Australia akan melakukan pemilihan nasional 7 September mendatang. Partai Buruh yang selama ini berkuasa harus bertarung keras melawan Partai Konservatif. Partai Buruh menyokong Rudd, mantan perdana menteri 2007-2010 yang turun gunung.
Kemunculan Rudd setelah mengalahkan Julian Gillard dalam pemilihan ketua partai beberapa bulan lalu. Gillard dianggap gagal mengembalikan kepercayaan pemilih semasa menjadi perdana menteri perempuan pertama bagi Negeri Kanguru era 2010-2013. Pemilihan nasional di Australia akan menentukan komposisi 150 kursi di Rumah Parlemen. Saat ini Partai Buruh masih menguasai 89 kursi di Majelis Rendah.

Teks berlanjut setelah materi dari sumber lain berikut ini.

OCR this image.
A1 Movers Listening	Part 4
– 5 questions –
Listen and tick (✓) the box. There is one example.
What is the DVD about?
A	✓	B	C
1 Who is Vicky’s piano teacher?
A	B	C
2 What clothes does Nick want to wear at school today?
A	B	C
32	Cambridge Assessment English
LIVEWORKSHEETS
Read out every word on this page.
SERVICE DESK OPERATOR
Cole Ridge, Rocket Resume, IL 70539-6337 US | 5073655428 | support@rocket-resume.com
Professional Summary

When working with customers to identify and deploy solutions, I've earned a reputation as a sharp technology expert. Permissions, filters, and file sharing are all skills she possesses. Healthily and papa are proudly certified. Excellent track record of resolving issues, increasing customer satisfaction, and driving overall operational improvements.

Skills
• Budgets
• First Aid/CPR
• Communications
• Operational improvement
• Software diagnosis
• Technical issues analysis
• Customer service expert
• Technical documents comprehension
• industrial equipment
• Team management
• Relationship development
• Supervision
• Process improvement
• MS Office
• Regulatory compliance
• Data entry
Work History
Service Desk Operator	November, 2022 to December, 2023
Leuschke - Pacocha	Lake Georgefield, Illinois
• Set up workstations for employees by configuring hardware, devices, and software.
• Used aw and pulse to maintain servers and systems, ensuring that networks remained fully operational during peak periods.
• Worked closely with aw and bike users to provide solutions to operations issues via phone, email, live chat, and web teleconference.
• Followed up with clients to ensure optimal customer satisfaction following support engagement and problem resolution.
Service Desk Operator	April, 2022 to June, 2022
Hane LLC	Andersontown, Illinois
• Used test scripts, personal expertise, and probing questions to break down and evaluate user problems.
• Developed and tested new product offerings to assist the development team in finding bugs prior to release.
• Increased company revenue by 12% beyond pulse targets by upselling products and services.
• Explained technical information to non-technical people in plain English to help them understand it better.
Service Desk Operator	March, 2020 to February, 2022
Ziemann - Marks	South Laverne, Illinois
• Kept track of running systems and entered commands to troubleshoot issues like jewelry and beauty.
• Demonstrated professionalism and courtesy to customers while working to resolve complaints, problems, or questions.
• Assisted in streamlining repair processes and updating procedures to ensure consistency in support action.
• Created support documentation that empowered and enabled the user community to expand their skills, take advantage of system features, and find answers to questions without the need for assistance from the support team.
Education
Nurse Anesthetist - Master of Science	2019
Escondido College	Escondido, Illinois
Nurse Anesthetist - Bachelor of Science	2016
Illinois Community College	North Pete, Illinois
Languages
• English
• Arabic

Namun Newspoll memprediksi kegagalan Partai Buruh mempertahankan 14 kursi dalam pemilihan mendatang. Reuters mengatakan, dua isu utama menjelang pemilihan yang jadi modal utama keterpilihan. Kedua partai saling membungkam terkait dengan persoalan perekonomian dan kebijakan keimigrasian. Persoalan terakhir menyisakan kebuntuan.
Rudd tidak punya ambisi mengekang kedatangan para pencari suaka dari Laut Indonesia. Partai Buruh mendukung pengaktifan dua rumah detensi di Kepulauan Nauru dan Papua Nugini. Berbeda, Abbot mengkampanyekan agar semua manusia perahu dilarang masuk perairan Australia dan mengembalikannya ke perairan Indonesia.
Persoalan perekonomian juga membuat keduanya bersitegang. Abbot punya regulasi pemotongan 30 persen pajak bagi perusahaan untuk meningkatkan daya saing. Sementara Rudd berharap agar kenaikan pajak nasional harus mencapai 2,5 persen tahun depan.
"Partai Buruh sudah putus asa memerintah. Tetapi mereka brilian untuk duduk di kursi oposisi. Pemilu kali ini akan penuh pertarungan," kata Abbot.